D'une Russie à l'autre, c'est à l'inverse le déficit de caractérisation, à la petite comme à la grande échelle, qui ruine la traversée en pilote automatique de Vladimir Ashkenazy (né en 1937). Faut‑il chercher dans les épreuves par lesquelles il est passé des circonstances atténuantes ? Il s'impose d'employer un minimum de pédale ‑ la plupart de ses collègues ont pourtant compris que les cIavecinistes exploitent, à leur façon, le modelé expressif des résonances. Il corsète la dynamique dans un mf que les doigts articulent vivement, sans sécheresse, mais sans trouver la diversité qui animerait un récit.

Et l'harmonie de Bach ‑ Dieu sait pourtant qu’Ashkenazy‑chef possède une oreille harmonique capable de se frayer un chemin dans n'importe quel massif postromantique ‑ ne lui inspire ni tensions ni détentes, nulle part. On sursaute à l'entrée de l'Allemande de la Suite no 4, mouvement perpétuel sec et pressé, vide des colorations, des jeux d'ombres et de lumières que tous les grands bachiens, au piano comme au clavecin, ont entendu dans ce flux de mi bémol majeur, duquel Wagner a sans doute dérivé le prélude de l’Or du Rhin. Encore plus étrange : celui qui s'est imprégné si intimement de l'art de Chopin, Tchaikovski et Rachmaninov s'interdit tout lyrisme dans Bach, et survole les noirceurs de la Sarabande en ré mineur.

Le même mouvement nous saisit sous les mains de Zhu Xiao‑Mei, qui l'approche pourtant avec une pudeur extrême. Après l'autoroute d’Ashkenazi, son album, qui nous avait laissé partagé à la première écoute, nous réconcilie avec le piano, avec Bach, avec le monde entier. L’Allemande en mi bémol redevient un lever de soleil, une naissance ; ses crescendos n'arrivent pas comme un regain d'énergie mais comme un épanouissement. Plus précieuse encore, la Sarabande de la même Suite, dont la sophistication de timbres s'efface derrière la générosité du geste léger ‑ une générosité qui ne transparaît pas moins dans la reprise pianissimo, ce n'est pas donné à tout le monde.

Ce Bach, dont chaque ligne vit à travers une gamme de phrasés et de dynamiques assez large, trouve sa stabilité sans le poids d'un cadre, par la seule concentration de l'interprète. Quelques flottements de rythmes ou de doigts (Gigue en si mineur) n'y changent rien.
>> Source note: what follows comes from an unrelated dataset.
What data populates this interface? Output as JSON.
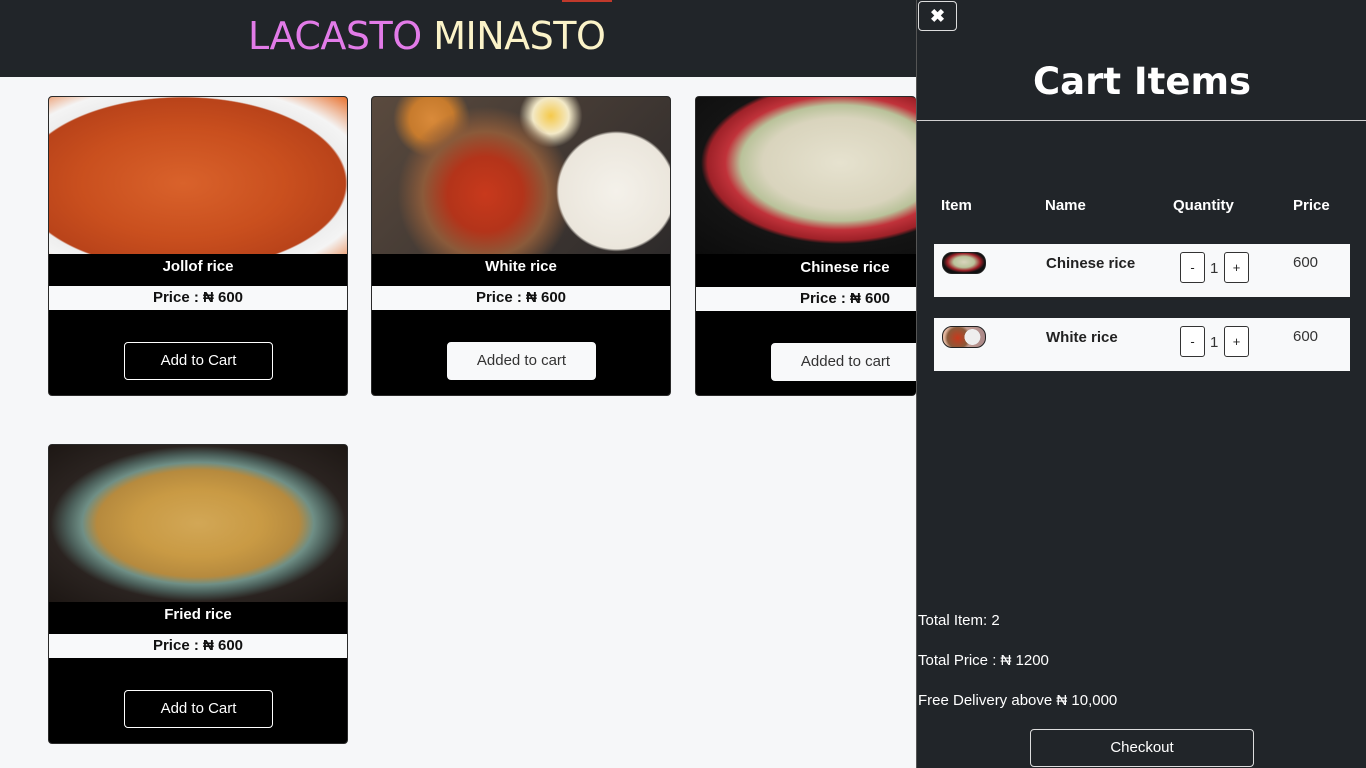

Zhu Xiao‑Mei, sous des dehors harmonieux, excelle à rendre sensible ce qui est étrange ou inégal dans la conduite de Bach, même au sein du menuet le plus simple a priori ( mineur !). Une demi-douzaine de danses moins convaincantes (notamment les plus vives) nous fait renoncer au Diapason d'or, qui ne s'impose pas avec la même évidence que pour l'intégrale Perahia, et pourtant nous rangeons le disque sur l'étagère certain d'y reve­nir bientôt.